Spanish minister Do Luis de Onis and U.S. Secretary of State John Quincy Adams sign the Florida Purchase Treaty, in which Spain agrees to cede the remainder of its old province of Florida to the United States.
Spanish colonization of the Florida peninsula began at St. Augustine in 1565. The Spanish colonists enjoyed a brief period of relative stability before Florida came under attack from resentful Native Americans and ambitious English colonists to the north in the 17th century. Spain’s last-minute entry into the French and Indian War on the side of France cost it Florida, which the British acquired through the first Treaty of Paris in 1763. After 20 years of British rule, however, Florida was returned to Spain as part of the second Treaty of Paris, which ended the American Revolution in 1783.

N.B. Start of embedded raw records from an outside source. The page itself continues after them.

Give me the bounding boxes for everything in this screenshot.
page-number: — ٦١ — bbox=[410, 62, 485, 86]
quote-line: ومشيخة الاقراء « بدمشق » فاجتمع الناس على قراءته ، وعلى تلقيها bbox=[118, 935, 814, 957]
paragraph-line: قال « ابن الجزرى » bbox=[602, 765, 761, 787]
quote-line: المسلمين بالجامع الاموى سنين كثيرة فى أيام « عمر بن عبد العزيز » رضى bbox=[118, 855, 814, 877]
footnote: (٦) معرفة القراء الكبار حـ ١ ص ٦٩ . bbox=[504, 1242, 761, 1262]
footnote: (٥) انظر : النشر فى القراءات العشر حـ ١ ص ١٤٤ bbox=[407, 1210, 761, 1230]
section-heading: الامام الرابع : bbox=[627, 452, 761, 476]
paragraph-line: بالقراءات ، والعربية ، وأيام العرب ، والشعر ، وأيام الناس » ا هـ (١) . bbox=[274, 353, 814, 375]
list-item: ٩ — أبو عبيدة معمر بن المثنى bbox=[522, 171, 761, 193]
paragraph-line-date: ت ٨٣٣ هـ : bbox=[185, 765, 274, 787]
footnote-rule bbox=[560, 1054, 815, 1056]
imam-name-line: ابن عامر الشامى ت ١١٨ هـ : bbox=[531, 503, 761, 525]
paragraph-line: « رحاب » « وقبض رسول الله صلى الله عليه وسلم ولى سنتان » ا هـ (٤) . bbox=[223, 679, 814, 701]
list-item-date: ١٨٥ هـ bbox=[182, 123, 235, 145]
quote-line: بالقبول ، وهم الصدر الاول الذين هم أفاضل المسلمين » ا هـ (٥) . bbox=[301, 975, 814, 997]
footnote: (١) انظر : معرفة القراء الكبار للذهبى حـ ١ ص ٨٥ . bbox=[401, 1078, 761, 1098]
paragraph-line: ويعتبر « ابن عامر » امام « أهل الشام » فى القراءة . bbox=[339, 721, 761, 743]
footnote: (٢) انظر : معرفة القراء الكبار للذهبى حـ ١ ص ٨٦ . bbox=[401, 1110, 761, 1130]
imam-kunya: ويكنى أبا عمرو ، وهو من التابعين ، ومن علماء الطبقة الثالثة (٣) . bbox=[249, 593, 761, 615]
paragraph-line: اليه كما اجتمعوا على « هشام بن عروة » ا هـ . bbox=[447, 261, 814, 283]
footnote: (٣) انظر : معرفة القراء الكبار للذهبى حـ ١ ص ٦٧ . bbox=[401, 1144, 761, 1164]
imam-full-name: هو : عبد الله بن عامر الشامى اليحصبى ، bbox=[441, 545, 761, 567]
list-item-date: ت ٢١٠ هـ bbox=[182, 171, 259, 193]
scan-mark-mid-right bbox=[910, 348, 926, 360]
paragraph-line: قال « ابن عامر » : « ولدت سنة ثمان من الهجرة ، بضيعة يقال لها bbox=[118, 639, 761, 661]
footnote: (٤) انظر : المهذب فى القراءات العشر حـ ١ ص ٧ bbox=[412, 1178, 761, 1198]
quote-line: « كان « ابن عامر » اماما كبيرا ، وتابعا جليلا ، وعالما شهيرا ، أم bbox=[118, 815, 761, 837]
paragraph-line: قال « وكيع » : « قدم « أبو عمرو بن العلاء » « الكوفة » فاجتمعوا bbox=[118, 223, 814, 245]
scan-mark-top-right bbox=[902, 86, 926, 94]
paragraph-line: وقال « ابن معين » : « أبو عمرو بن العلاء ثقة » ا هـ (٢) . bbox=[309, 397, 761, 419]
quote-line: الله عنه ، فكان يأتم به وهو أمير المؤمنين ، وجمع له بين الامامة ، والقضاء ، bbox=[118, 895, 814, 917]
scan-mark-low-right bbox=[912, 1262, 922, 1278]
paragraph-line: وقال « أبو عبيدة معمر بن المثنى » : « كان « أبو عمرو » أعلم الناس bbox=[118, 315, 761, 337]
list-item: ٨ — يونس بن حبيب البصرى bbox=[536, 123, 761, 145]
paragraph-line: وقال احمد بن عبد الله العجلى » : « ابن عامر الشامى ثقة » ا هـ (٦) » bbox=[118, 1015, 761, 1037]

Spain’s hold on Florida was tenuous in the years after American independence, and numerous boundary disputes developed with the United States. In 1819, after years of negotiations, Secretary of State John Quincy Adams achieved a diplomatic coup with the signing of the Florida Purchase Treaty, which officially put Florida into U.S. hands at no cost beyond the U.S. assumption of some $5 million of claims by U.S. citizens against Spain. Formal U.S. occupation began in 1821, and General Andrew Jackson, the hero of the War of 1812, was appointed military governor. Florida was organized as a U.S. territory in 1822 and was admitted into the Union as a slave state in 1845.